A convolutional neural network based model to predict nearshore waves and hydrodynamics

Abstract

This study proposes a convolutional neural network (CNN) based model to predict waves and hydrodynamics in the nearshore zone. Specifically, we address the so-called next-frame prediction of wave and hydrodynamic conditions using the previous-step conditions. A laboratory experiment on unsteady rip currents is simulated using the non-hydrostatic model SWASH. The simulated wave and hydrodynamic results are divided into two groups. The first group of data is used to train the CNN model, and the second group of data is used to evaluate the trained model by comparing the simulated water surface elevation, cross-shore velocity, and longshore velocity by SWASH with the corresponding prediction by the trained CNN model.

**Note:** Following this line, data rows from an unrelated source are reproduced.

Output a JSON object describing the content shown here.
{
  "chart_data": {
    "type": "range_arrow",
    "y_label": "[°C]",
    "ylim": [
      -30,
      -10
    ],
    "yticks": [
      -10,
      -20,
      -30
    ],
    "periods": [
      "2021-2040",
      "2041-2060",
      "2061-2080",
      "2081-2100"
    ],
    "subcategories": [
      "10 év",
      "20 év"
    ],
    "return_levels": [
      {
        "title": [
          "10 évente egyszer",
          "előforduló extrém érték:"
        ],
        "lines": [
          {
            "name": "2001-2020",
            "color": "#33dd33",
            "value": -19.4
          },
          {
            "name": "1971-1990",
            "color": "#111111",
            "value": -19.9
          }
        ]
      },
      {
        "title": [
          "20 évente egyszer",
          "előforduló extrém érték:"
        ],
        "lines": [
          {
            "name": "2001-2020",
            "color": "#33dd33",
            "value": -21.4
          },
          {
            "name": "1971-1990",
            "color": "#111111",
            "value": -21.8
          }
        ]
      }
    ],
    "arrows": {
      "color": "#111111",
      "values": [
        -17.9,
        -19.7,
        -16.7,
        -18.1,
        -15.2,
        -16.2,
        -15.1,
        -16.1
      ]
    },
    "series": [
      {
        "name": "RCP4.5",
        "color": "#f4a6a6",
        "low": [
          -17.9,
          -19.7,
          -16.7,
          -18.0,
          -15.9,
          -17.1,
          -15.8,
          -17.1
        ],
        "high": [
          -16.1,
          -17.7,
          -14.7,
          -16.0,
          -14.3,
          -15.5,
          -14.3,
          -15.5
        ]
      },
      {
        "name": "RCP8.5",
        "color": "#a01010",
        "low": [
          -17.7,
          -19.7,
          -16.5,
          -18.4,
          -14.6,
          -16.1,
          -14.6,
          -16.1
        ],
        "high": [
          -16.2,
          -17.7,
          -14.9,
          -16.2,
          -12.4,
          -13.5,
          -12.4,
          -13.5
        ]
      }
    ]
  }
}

The result shows that the CNN model accurately predicts the wave propagation over the offshore slope, wave breaking over the sandbar, and bore propagation over the shore including detailed wave crest bending and separation. Time-averaged water level comparison further confirms that the CNN model captures the wave setup induced by wave breaking. The CNN model also correctly predicts the cross-shore velocity and longshore velocity driven by wave breaking over sandbars and wave–current interaction. Finally, the low-frequency nearshore circulation pattern predicted by the CNN model is also evaluated by time-averaging the velocity field. The comparison shows that the CNN model correctly predicts the distribution of circulation cells and the number of cells, as simulated by the SWASH model. This work serves as a paradigm to integrate traditional coastal modeling with machine learning to study coastal processes.